I know we have a lot of orchid specialists on this board who sell and purchase orchid ... so I am kind of hoping if I can get some good tips about how to ship them by mail.

I am fortunate enough to have a board member who would kindly purchase and ship orchid I have been looking for a quite while. But neither of us are quite sure how to safely ship it from FL to NY

Can someone tell us the best method to do so ?
How to wrap them in what kind of materials and a shipping method (USPS or Fedex - regular or 2 days) ?
If possible, a general cost of shipping ??
Any other tips would be greatly appreciated

Thanks


----------



## Frogtofall (Feb 16, 2006)

Got that Dendrobium didn't you? :wink: 

Best thing is to just make sure its dry b/c in this heat, it will cook if its wet. Then what I would do is wrap the mount in newspaper and then you can fill that with shredded paper to add some cushioning between the plant and the newspaper. Put it in a small box and pack the box tighly with more shredded paper or packing peanuts. Packing tightly is key b/c it lowers the chances for damage to occur.

Shipping USPS priority should do it. Don't mark the box with anything either. It doesn't help, TRUST me.


----------



## jmoose (Jun 21, 2006)

Hey Antone,
Thanks for the tip
Yeah, I finally get it !!  
But how did you know it D. leonis ? You remember the Atlanta Botanical Garden thread :shock: 
Well I guess you and Harry were right about the guess.
I got Angrecum distichum at NYC Orchid show, but it is definitely not the one from ABG ... it doesn't have this succulently thickness leonis has. It is a beauty though.
Thanks again for your help


----------



## littlefrog (Sep 13, 2005)

There are very few bad ways to ship an orchid this time of year. Most orchids are quite hard to damage unless you freeze them. Even cool growers will tolerate quite a bit of heat if they aren't getting a lot of light (which they don't in a box). A cattleya or most dendrobiums would be almost invincible. Just pack them so they can't move around in the box, and send them by priority mail or similar method.

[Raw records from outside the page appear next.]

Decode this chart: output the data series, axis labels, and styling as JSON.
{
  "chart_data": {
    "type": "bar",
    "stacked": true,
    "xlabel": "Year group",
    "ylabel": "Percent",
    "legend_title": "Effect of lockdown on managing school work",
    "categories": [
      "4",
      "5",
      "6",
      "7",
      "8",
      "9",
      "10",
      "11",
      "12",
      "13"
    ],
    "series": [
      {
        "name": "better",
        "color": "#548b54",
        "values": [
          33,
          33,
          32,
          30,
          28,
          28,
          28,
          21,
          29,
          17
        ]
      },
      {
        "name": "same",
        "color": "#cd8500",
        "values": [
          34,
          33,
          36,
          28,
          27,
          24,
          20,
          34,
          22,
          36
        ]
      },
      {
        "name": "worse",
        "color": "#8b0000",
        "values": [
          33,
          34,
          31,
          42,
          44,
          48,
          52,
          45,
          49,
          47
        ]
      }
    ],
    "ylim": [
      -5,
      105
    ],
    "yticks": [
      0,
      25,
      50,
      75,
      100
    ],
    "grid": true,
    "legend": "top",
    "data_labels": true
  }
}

The first tropical orchids to be 'collected' in the 19th century were sent as packing material around other plants (ferns, i think), by slow boat from South America to England. Probably a month in transit, minimum. A few days in priority mail is cake by comparison, our orchids don't know how lucky they are.


----------



## jmoose (Jun 21, 2006)

Thanks Rob,



littlefrog said:


> There are very few bad ways to ship an orchid this time of year.


Is this why almost all bulbo. in your store are sold out ? :wink: 
I remember you had a frog icon attached to all viv friendly orchids ... I don't see that any more, though

Thanks


----------



## littlefrog (Sep 13, 2005)

jmoose said:


> Thanks Rob,
> Is this why almost all bulbo. in your store are sold out ? :wink:
> I remember you had a frog icon attached to all viv friendly orchids ... I don't see that any more, though


Pretty much... *grin* Actually a lot of them didn't establish as well as I had hoped and I was getting tired of people ordering them and having to give refunds... There are still a lot of bulbos left, I just prefer to make sure I have a good one before somebody pays for it.

I had a whole section of viv friendly orchids, but I took it off because I though it was slowing down the site. Turns out it is my idiot hosting company, instead, I just haven't had a chance to put it back.


----------